Der Klassenlehrer nimmt seine Aufgabe mit dem neuen Kind und seinen Bedürfnissen sehr ernst.
Das Kind scheint sich sehr wohl zu fühlen.
Der Unterricht verläuft streng durchstrukturiert und Lehrerzentriert. Geredet, gearbeitet wird nach genauen Vorgaben der Lehrperson. Es bleibt kein Raum mehr für Eigeninitiative oder Spontaneität.

Wie könnte diese Klasse trotzdem eigenverantwortlich und selbständig arbeiten?
Wie kann ein offener und selbstverantworteter Unterricht gestaltet werden, dass sich auch ein Kind mit Asperger Syndrom wohl fühlen kann?
Wer kann von seinen Erfahrungen berichten?

Liebe Grüsse und vielen Dank für eure Hinweise!

Liebe Fragestellerin,
Du sprichst mit Deiner Fragestellung ein ebenso komplexes wie spannendes Themenfeld an. Bevor ich direkt auf Deine Anliegen eingehe, möchte ich zunächst meiner Freude darüber Ausdruck geben, dass der Start der Schülerin/des Schülers mit Asperger Syndrom in Eurer Klasse gelungen ist. Ein Lehrer, der u.a. die Bedürfnisse des betreffenden Kindes ernst nimmt, ein Kind, das sich offensichtlich wohl fühlt und eine Begleiterin, die das beides wahrnehmen kann, sind gute Startbedingungen.
Ich habe in meiner Berufspraxis viele Menschen mit Autismus-Spektrum- Störungen unterschiedlichen Alters begleitet. Dabei habe ich immer wieder die Erfahrung gemacht, dass sehr klare, auf uns vielleicht fast schon zu starr wirkende Strukturen, besonders am Anfang enorm wichtig sind. Dies, weil sie eine stabile Orientierungsgrundlage schaffen, die Erwartung des sozialen Umfeldes berechenbarer machen.
Viele Menschen mit Asperger Syndrom bzw. mit Autismus-Spektrum- Störungen allgemein, sind sehr stark auf solche klare Rahmenbedingungen angewiesen. Wie lange und in welcher Intensität sie in welchem Bereich - der räumlichen, zeitlichen oder arbeitsorganisatorischen Strukturierung - auf starke unterstützende Hilfen angewiesen sind, ist natürlich individuell unterschiedlich.

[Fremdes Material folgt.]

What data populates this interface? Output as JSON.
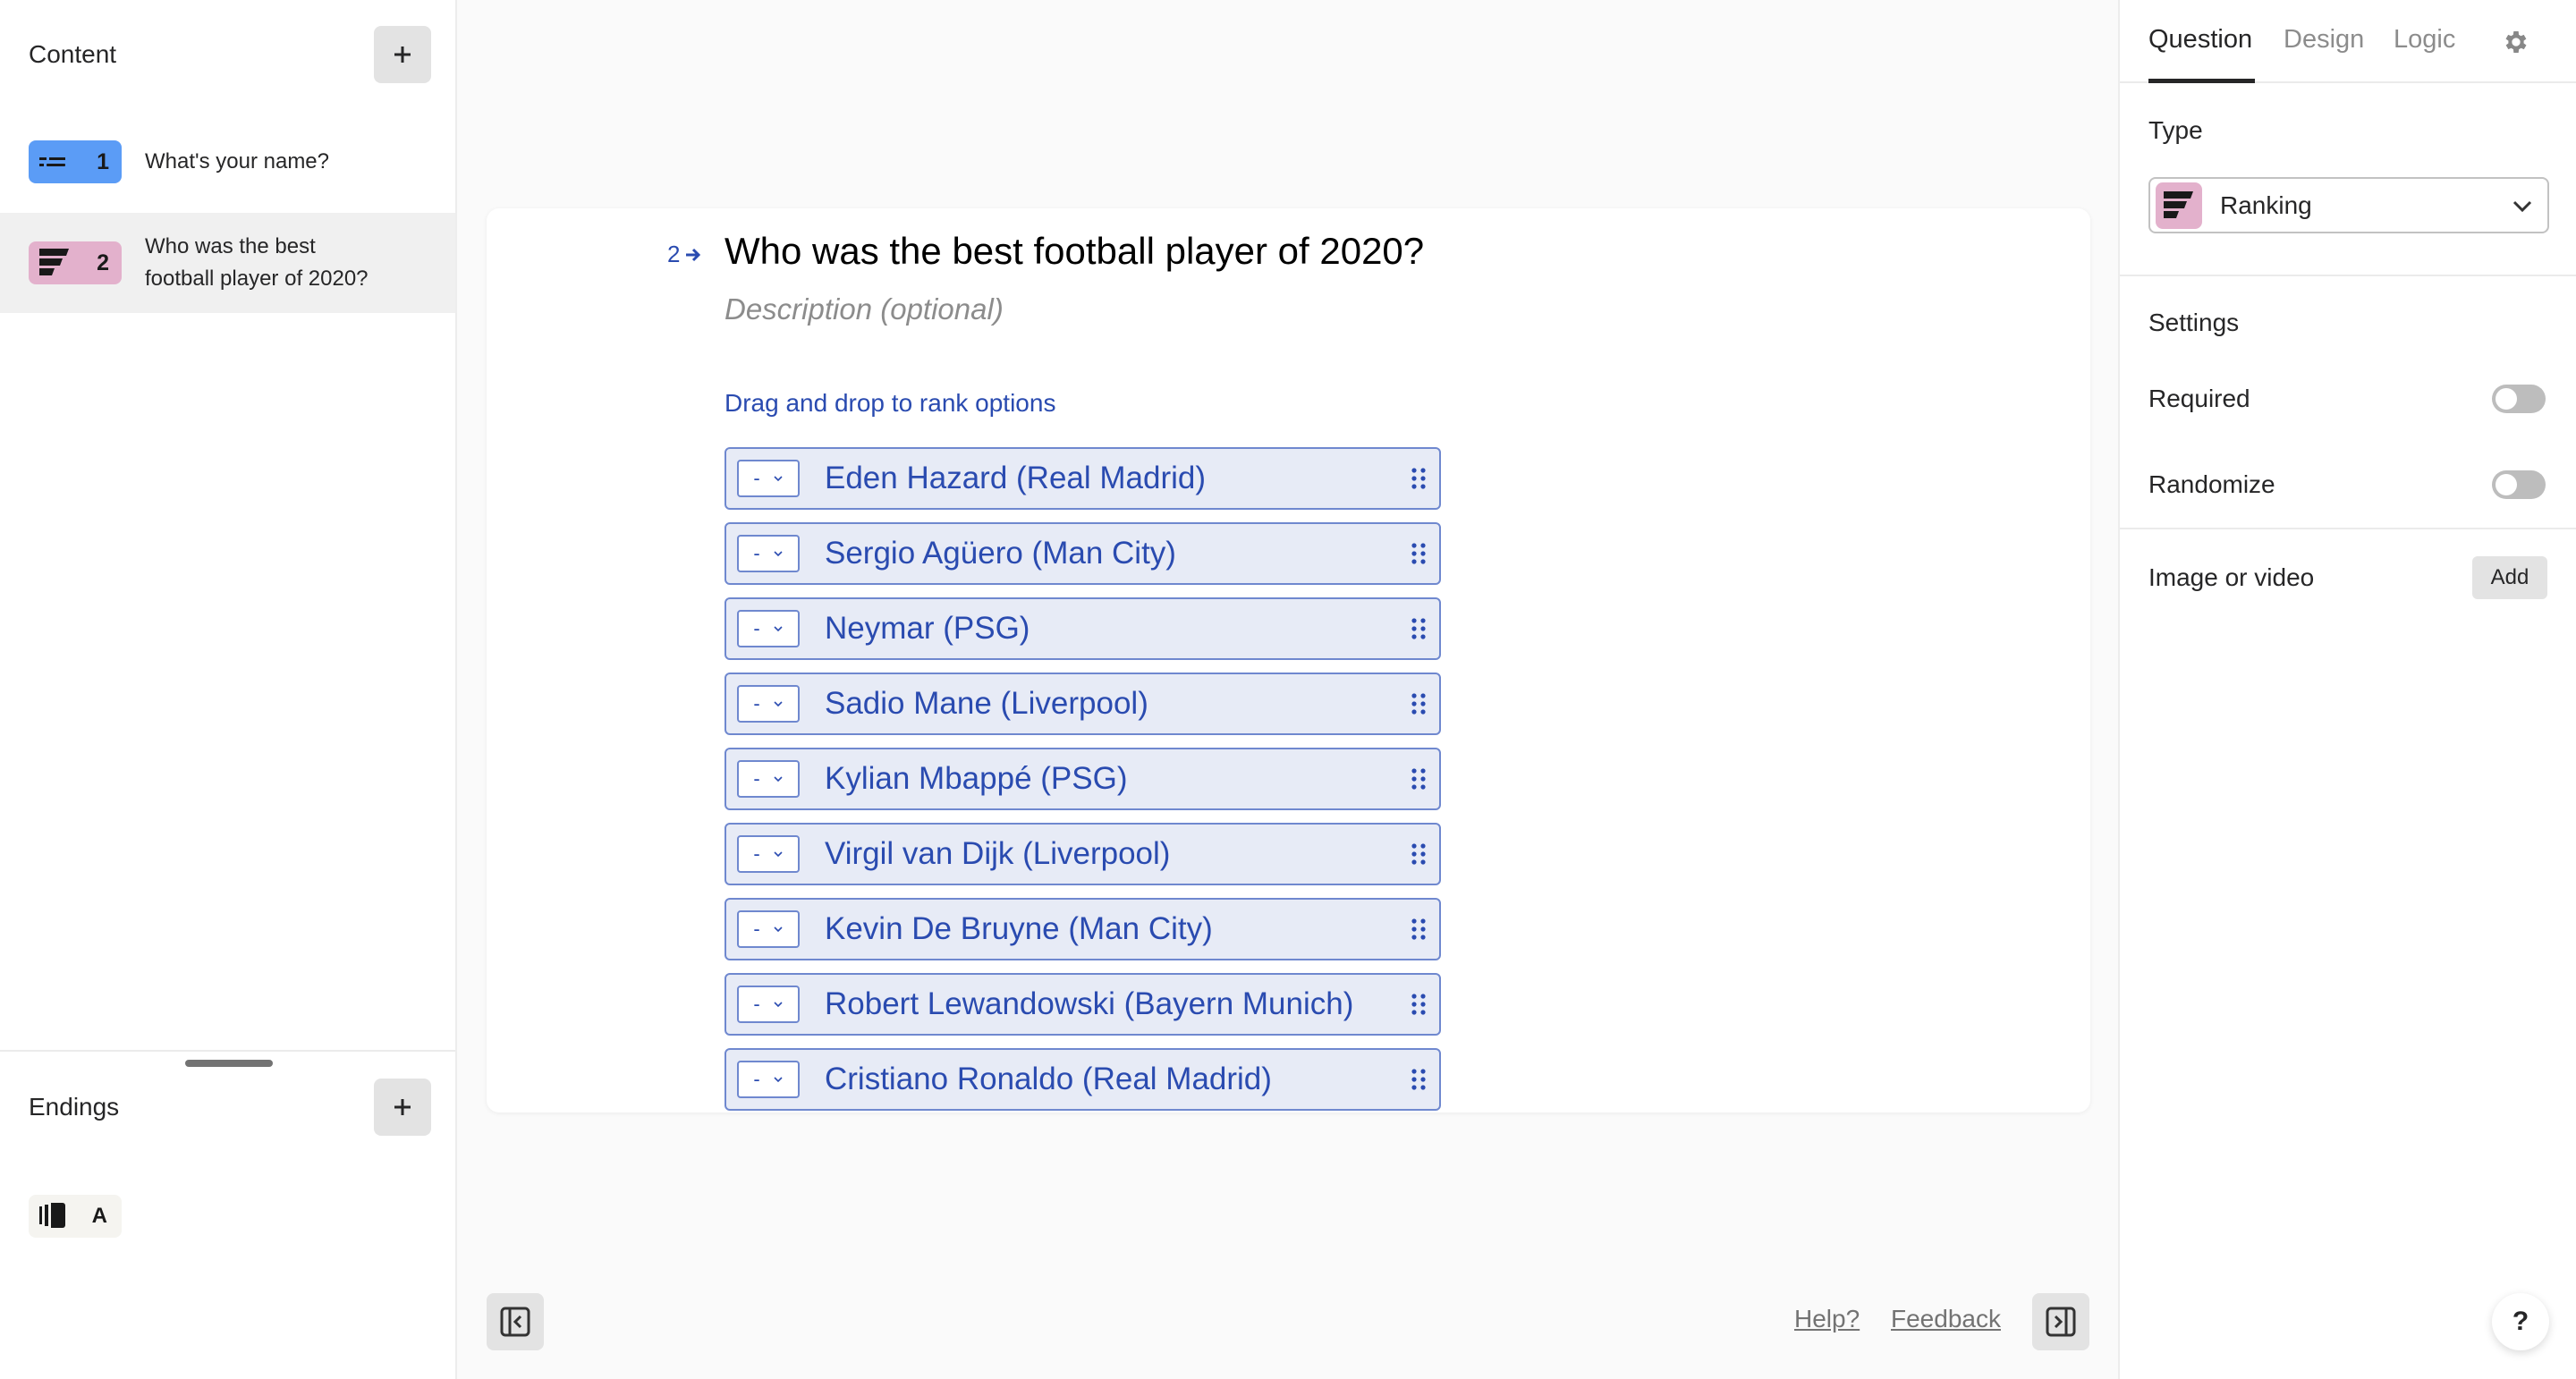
{
  "sidebar": {
    "content_title": "Content",
    "questions": [
      {
        "number": "1",
        "label": "What's your name?",
        "icon": "short-text-icon",
        "color": "#5b9cf6"
      },
      {
        "number": "2",
        "label_line1": "Who was the best",
        "label_line2": "football player of 2020?",
        "icon": "ranking-icon",
        "color": "#e3b1cc"
      }
    ],
    "endings_title": "Endings",
    "endings": [
      {
        "letter": "A",
        "icon": "ending-icon"
      }
    ]
  },
  "question": {
    "number": "2",
    "title": "Who was the best football player of 2020?",
    "description_placeholder": "Description (optional)",
    "hint": "Drag and drop to rank options",
    "rank_placeholder": "-",
    "options": [
      "Eden Hazard (Real Madrid)",
      "Sergio Agüero (Man City)",
      "Neymar (PSG)",
      "Sadio Mane (Liverpool)",
      "Kylian Mbappé (PSG)",
      "Virgil van Dijk (Liverpool)",
      "Kevin De Bruyne (Man City)",
      "Robert Lewandowski (Bayern Munich)",
      "Cristiano Ronaldo (Real Madrid)"
    ]
  },
  "footer": {
    "help": "Help?",
    "feedback": "Feedback"
  },
  "panel": {
    "tabs": [
      "Question",
      "Design",
      "Logic"
    ],
    "active_tab": "Question",
    "type_label": "Type",
    "type_value": "Ranking",
    "settings_label": "Settings",
    "required_label": "Required",
    "required_on": false,
    "randomize_label": "Randomize",
    "randomize_on": false,
    "media_label": "Image or video",
    "media_button": "Add"
  },
  "help_fab": "?",
  "colors": {
    "accent": "#2a4bb0",
    "option_bg": "#e7ebf6",
    "option_border": "#6f88cf",
    "ranking_badge": "#e3b1cc",
    "text_badge": "#5b9cf6"
  }
}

Wenn die Vertrautheit mit der Situation und ihren Abläufen steigt, entsteht mehr und mehr Raum für die Spontaneität und Eigenverantwortung, die Du Dir verständlicherweise schon jetzt von Herzen wünscht.
Aus der Perspektive der betreffenden Schülerin/des betreffenden Schülers ist es vermutlich ohnehin schon so, dass sie/er sich grosser Anforderungen in Sachen Flexibilität und einer riesigen Fülle von Entscheidungen, die innert kürzester Zeit getroffen werde müssen, gegenüber sieht. Offenbar aber gerade noch so vielen, dass sie/er sich wohl fühlen kann. Vielleicht hilft Dir noch ein Selbstzeugnis eines Mannes, der selber von Autismus betroffen ist, er schreibt: `Worte waren für mich kein Problem, wohl aber die Erwartung der anderen, dass ich darauf reagierte‘ (vgl. Zöller).
Deine Frage berührt aus meiner Sicht aber auch noch weitere grosse Themenfelder, zwei die ich wahrnehme, möchte ich kurz skizzieren:
• Vorstellungen von Lehr- und Lernumgebungen, die möglichst hohes integratives Potential entfalten können und zugleich viel Raum zur Eigenaktivität eröffnen
• Vorstellungen von Formen unterrichtsbezogener Zusammenarbeit zwischen Dir und der Regelschullehrkraft.
Habt Ihr Euch schon über Eure diesbezüglichen Vorstellung und Wunschziele austauschen und entsprechende Absprachen für die Etappenziele der Zusammenarbeit im nächsten Jahr treffen können? Welche Möglichkeiten gibt es, dass Ihr Euch gemeinsame Wissens- und Erfahrungshintergründe, z.B. im Rahmen von Fortbildungen oder Exkursionen aneignen könnt?
Auch hier scheint es mir wichtig, von einem gemeinsamen Prozess auszugehen, den Ihr vor Euch habt, in dem auch das Bedürfnis der Erwachsenen zum Tragen kommt, bei aller Bereitschaft zur Veränderung, genügend sicheren Boden unter den Füssen zu behalten.
Ihr habt gemeinsam mindestens ein Jahr Zeit, Euer Weg hat gerade erst begonnen und, was das Wichtigste ist, er hat gut begonnen.
Deine Fragestellungen sind solche, die zum weiteren Diskurs anregen. In diesem Sinne hoffe ich sehr, Dir hier und da eine Anregung gegeben zu haben, aber auch, wieder von Dir und Deinen Erfahrungen zu hören.

Mit lieben Grüssen
Adhei

Liebe Adhei,

ich danke dir für deine Antwort!
Es beruhigt mich, zu lesen, dass wir auf dem richtigen Weg sind.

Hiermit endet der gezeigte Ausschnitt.